The map they were using was THE MAP, produced years ago by the Automobile Club of Southern California, adopted by the American Automobile Association as its ‘Guide to Indian Country’ and meticulously revised and modified year by year as bankruptcy forced yet another trading post to close, dirt roads became paved, flash floods converted ‘unimproved’ routes to ‘impassable,' and so forth. Leaphorn refolded it now to the mileage scale, transferred that to the margin of his paper napkin and applied that to measure the spaces between X’s.

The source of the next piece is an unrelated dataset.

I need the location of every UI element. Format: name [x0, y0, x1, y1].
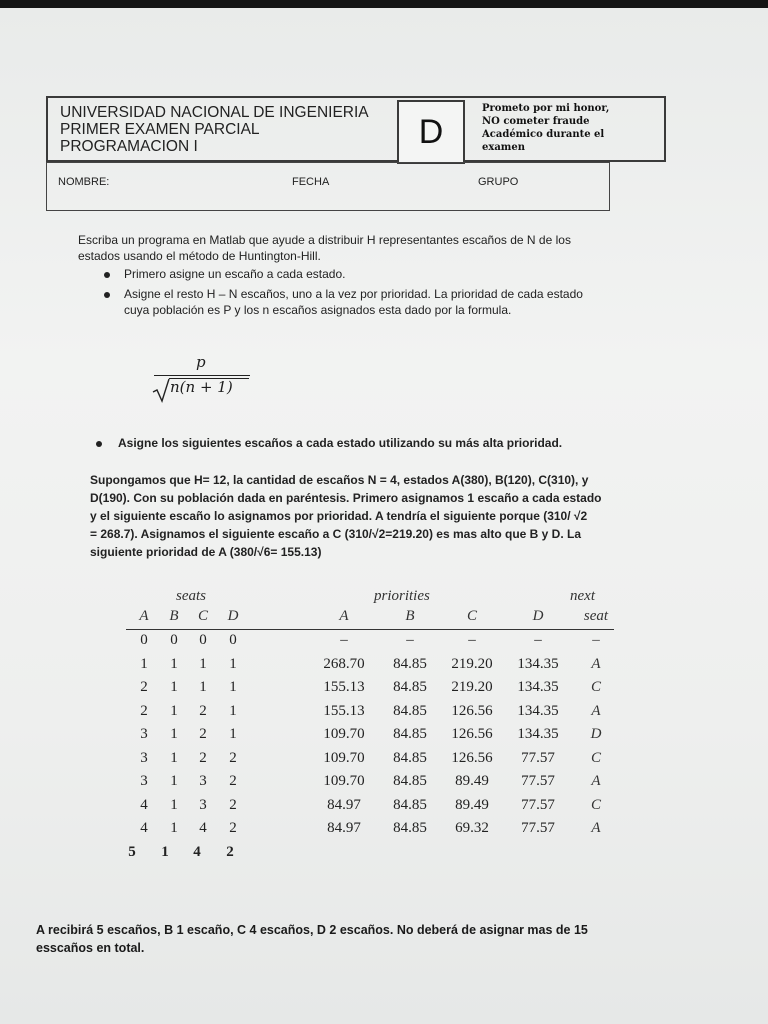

“About twenty miles as the crow flies,” Leaphorn said. “Make it thirty on foot because you have to detour around canyons.”
“It seemed to me an awful long way to walk if you don’t have to,” Chee said. “And then there’s more questions.”
“I think I have the answer to one of them,” Leaphorn said. “If you want to believe it.”
“It’s really a sort of bundle of questions,” Chee said. “Jorie went home. So I guess we can presume he was sure the cops wouldn’t be coming after him. Didn’t have him identified. So forth. So how was he identified? And how did he know he’d been identified? And why didn’t the other two members of the crew behave in the same way? Why didn’t they go home? And—and so forth.”
Leaphorn had extracted a folded paper from his jacket pocket. He opened it, glanced at it.
“That suicide note Jorie left,” he said. “It seems to sort of explain some of that.”